Pioneer brothers created a memorial to a wrecked ship, says Raewyn Court.
It's not often you come across a historic homestead that is part house and part ship - but that's the story behind the new museum on Great Barrier Island.
When my forebears, brothers Hugh and Frank Gray, started building the house 90 years ago, they found the process of cutting kauri from the bush and sawing it up in the newly built mill arduous and time-consuming.
But luck came their way on a filthy night of torrential rain and heavy seas in May 1922, when the steamship SS Wiltshire struck the rocks on the southeastern cliff face of Great Barrier.
After the brothers had raced on horseback to help rescue all 113 passengers and crew with no loss of life (even the ship's cat survived), the ship broke up and the wreckage began to wash up on east coast beaches.
Ah, the bounty to be had. Barrels of spirits came in on the overnight tide, and the locals soon learned to rise early so they could bury the barrels in the sand before the customs men came through with their hatchets.
With house-building in mind, the Gray brothers were most interested in the timbers washing up from the wreck. The derricks had been made of a lovely Baltic pine, and Hugh and Frank rafted it up the Kaitoke Creek on the incoming tide, to be carted by horse and dray to the house site and sawn up for purlins and rafters.
Cabin doors became the house's interior doors. The kitchen ceiling was lined with Baltic pine, which over time blackened with smoke from the wood range.
Frank never married, but Hugh and his wife, Ida, raised six children in the house before moving to Auckland during World War II.
The house was used by the family for holidays for the next 50 years, gradually falling into a state of disrepair and becoming uninhabitable by the 1990s. By then it was spooky to walk through the gloomy rooms. Scraps of original wallpaper were the only recognisable sign of decades of pioneering family life, with all its joys and tragedies.
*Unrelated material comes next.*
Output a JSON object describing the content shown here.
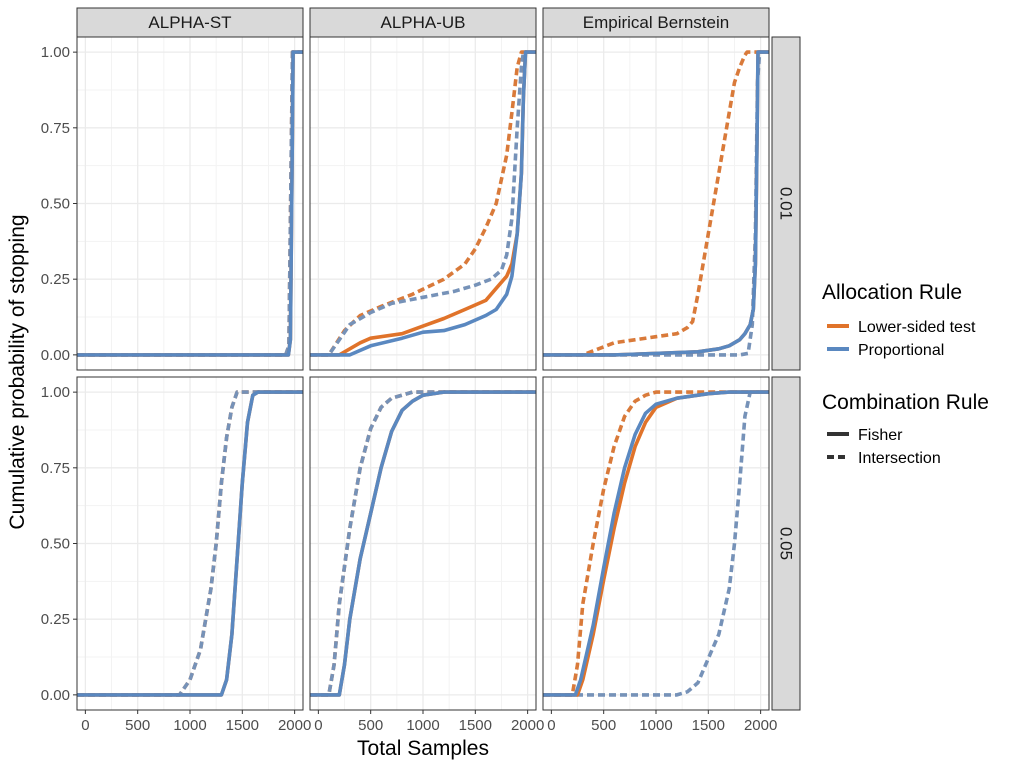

But the Great Barrier Island Community Heritage and Arts Village Trust has rescued the Gray house - along with another historic home, the Mabey house, associated with the wreck of the SS Wairarapa in 1894 - and has relocated it to the village in central Claris. The old homes are being restored to form part of the island's museum-and-art gallery complex. Despite the deterioration of the Gray house, some of the SS Wiltshire's timbers have remained and will be incorporated into the restoration as a memorial to that long-lost ship.
The Gray House: The Mabey Gallery and Gray House Museum are at 80 Hector Sanderson Rd, Claris. Ph (09) 429 0039.